Milo Yiannopoulos, the self-styled poster child of the ‘alt-right’ movement, has gone down like a bucket of cold sick after a tense televised encounter with Channel 4 News’s Cathy Newman where he claimed the wage gap and university rape culture is “not real”.
The Breitbart News senior editor brought his right-wing schtick to the broadcaster in the aftermath of his boss, Steve Bannon, being handed a plum role as Donald Trump’s chief strategist - leading US politicians to raise the alarm over a “white nationalist” entering the White House.
Yiannopoulos - who is banned from Twitter amid a racism row - was confronted by the journalist over his brand of say-anything commentary, and in particular his contrary definition of feminism.
Newman read out a series of Breitbart headlines written by editors in Bannon’s charge, including:
“Would you rather your child had feminism or cancer.”
“There’s no hiring bias among women in tech, they just suck at interviews.”
“That’s extreme, that’s ugly,” argued Newman, not unreasonably.
“It’s not extreme,” Yiannopoulos rejoindered. “They’re my headlines, not Steve’s.”
Yiannopoulos - who described himself as a “second wave feminist” - went on to claim “women agree with me”. He said:
“Seven per cent of women identify themselves as feminists. It’s only journalists who are still feminists. They say one thing and behave very differently. Feminists like to say when they are on the defensive, ‘ooh, don’t you believe in equal rights?’ How they actually behave is nasty, vindictive and mean.”
He went to rage against how the age of the “grievance brigade, victimhood, hurt feelings about some kind of special currency” was coming to an end, with Newman managing to stay cool in the face of the now familiar tropes.
He said that feminists and movements like Black Lives Matter had a policy of “feelings first, facts later” for the last 30 years. He said:
“They spread conspiracy theories, propaganda about the wage gap, campus rape culture - this stuff isn’t real.”
Yiannopoulos’s argument that Bannon cannot hold bigoted views went like this:
“Breitbart is a company staffed almost entirely by Jews. I am a gay Jew and he made me a star.”
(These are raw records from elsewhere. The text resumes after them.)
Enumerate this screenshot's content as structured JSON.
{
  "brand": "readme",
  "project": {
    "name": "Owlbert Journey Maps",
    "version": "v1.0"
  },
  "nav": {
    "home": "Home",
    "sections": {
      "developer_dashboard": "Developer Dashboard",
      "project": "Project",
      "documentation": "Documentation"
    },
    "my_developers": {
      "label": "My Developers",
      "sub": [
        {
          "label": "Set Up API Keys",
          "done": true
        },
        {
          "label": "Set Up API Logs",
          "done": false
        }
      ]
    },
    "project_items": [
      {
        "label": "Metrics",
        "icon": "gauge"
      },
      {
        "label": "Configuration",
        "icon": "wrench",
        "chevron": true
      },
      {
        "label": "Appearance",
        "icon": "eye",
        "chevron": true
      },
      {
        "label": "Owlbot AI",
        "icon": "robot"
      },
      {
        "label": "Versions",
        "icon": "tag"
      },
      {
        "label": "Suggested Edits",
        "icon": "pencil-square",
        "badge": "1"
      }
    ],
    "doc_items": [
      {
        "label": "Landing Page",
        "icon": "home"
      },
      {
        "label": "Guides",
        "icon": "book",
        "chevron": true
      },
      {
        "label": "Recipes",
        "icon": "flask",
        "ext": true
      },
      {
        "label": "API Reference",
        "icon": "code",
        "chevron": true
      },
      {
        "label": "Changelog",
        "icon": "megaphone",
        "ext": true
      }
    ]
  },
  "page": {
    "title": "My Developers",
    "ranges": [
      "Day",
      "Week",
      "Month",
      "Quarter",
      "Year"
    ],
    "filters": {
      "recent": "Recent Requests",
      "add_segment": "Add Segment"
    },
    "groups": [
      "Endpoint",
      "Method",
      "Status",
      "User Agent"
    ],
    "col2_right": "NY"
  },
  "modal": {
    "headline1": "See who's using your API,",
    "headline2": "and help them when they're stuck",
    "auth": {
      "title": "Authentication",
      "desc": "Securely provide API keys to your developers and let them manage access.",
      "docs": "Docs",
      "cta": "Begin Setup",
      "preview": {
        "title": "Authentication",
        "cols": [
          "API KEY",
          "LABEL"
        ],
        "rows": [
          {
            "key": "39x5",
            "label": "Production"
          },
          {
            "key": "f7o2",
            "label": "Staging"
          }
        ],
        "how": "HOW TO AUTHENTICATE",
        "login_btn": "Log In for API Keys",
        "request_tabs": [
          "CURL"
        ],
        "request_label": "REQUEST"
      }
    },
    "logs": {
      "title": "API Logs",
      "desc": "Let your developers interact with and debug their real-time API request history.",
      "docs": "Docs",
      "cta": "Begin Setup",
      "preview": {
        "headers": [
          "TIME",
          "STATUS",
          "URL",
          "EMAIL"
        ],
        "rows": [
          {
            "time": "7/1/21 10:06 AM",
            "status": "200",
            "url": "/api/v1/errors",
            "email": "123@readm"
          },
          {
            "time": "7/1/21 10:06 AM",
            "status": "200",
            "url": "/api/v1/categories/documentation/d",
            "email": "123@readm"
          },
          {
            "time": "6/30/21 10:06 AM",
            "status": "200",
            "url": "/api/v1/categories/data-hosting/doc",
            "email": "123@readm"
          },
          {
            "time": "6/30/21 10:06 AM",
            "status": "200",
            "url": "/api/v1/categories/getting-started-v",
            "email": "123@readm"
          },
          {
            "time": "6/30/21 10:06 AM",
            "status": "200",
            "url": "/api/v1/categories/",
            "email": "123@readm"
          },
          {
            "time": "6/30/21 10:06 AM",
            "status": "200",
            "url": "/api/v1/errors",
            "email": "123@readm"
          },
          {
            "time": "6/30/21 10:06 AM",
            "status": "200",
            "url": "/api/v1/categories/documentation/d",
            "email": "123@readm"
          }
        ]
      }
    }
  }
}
It has echoes of The Office’s David Brent once defending his sales rep, Chris Finch.
“Chris Finch was in an argument once and he went, ‘How can I hate women, my mum’s one.’”
Twitter described Yiannopoulos variously as:
A gold-plated bell-end, the most obnoxious moron on the planet, ignorant and deluded, an angry sixth-former, and a vile specimen full of shit, which were among the initial responses.